Sitzung statt Kampfeinsatz

Schon jetzt stehen Beratungen am grünen Tisch im Zentrum der Isaf-Aktivitäten vor Ort. Rund 50 Nato-Offiziere – darunter künftig nur noch acht Deutsche – werden jeden Morgen mit Hubschraubern in das nahe gelegene Camp der afghanischen Armee gebracht. Dort sind sie jeweils einem afghanischen Counterpart zugeordnet, nehmen an Sitzungen und Beratungen teil, geben organisatorische Tipps – und fliegen mittags zurück.

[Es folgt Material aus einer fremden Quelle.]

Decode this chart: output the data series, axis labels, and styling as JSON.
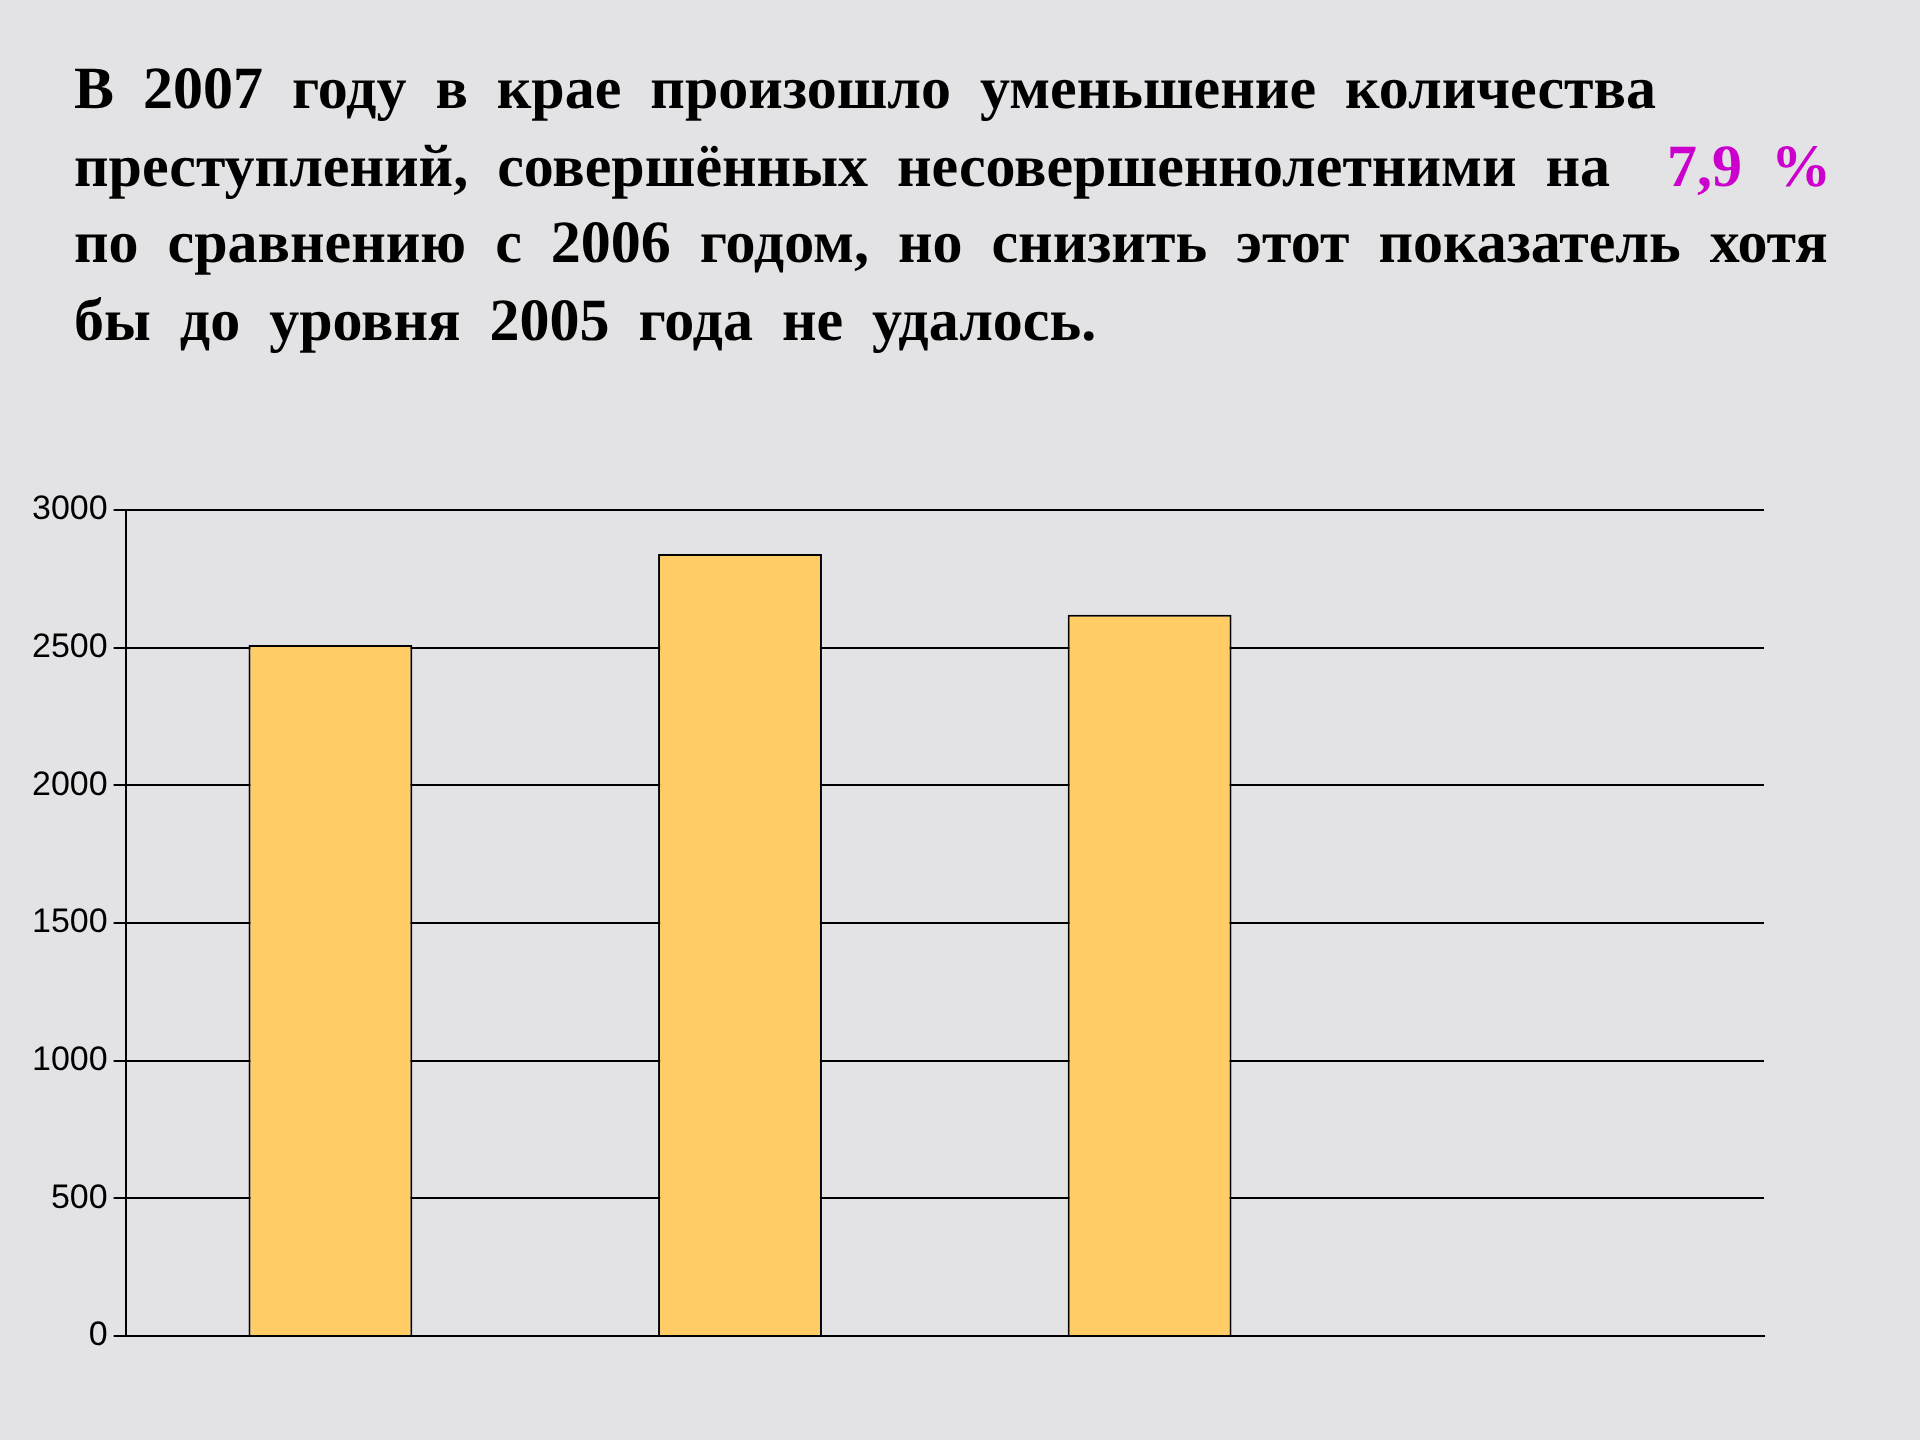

„Wie eine Unternehmensberatertätigkeit“ müsse man sich das vorstellen, erklärt der deutsche Kommandeur. Es gehe darum, „von außen die Prozesse innerhalb der afghanische Armee zu betrachten“, so Gante im Beraterduktus, „und gegenzusteuern, wo Defizite erkannt werden“.

Ein paar Offiziere, die sich auf dem sicheren Luftweg von einem deutschen in ein afghanisches Armeelager begeben – viel mehr wird nicht bleiben von dem Einsatz, der die Bundeswehr im letzten Jahrzehnt geprägt hat wie sonst nichts. Zeitweise waren mehr als 5.000 deutsche Soldaten gleichzeitig in Afghanistan. 55 starben am Hindukusch. Ausgerechnet hier, wo die Bundeswehr zur Kampfarmee wurde, will sie jetzt zu einer Art McKinsey im Flecktarn werden.

Denn bald soll mit der schnellen Eingreiftruppe QRF auch die letzte Einheit, die regelmäßig auf dem Landweg in größeren Gruppen das Camp verlässt, nicht mehr von der Bundeswehr gestellt werden. Geplant ist, so heißt es, die Deutschen durch Georgier zu ersetzten. Dazu sollen sie im bayerischen Hammelburg ausgebildet werden und ab dem Frühjahr 2015 in Masar-i-Scharif die „Dingos“ und „Füchse“ der deutschen Armee übernehmen. Gut möglich also, dass die Bundeswehr ab Frühjahr nur noch per Helikopter einfliegende Berater im Einsatz haben wird – aber keine eigenen Bodentruppen mehr.

Sollte sich die Lage in Masar-i-Scharif entgegen den derzeitigen Erwartungen doch noch mal dramatisch verschlechtern, wird die Bundeswehr von der Unterstützung der US-Truppen abhängig sein. Zumindest deren Präsenz im Norden Afghanistans scheint für das kommende Jahr gesichert. Weil die USA ihr Konsulat in Masar-i-Scharif weiterbetreiben wollen, werden sie auch Hubschrauber und Kräfte zur Evakuierung ihrer Beamten in der Nähe lassen.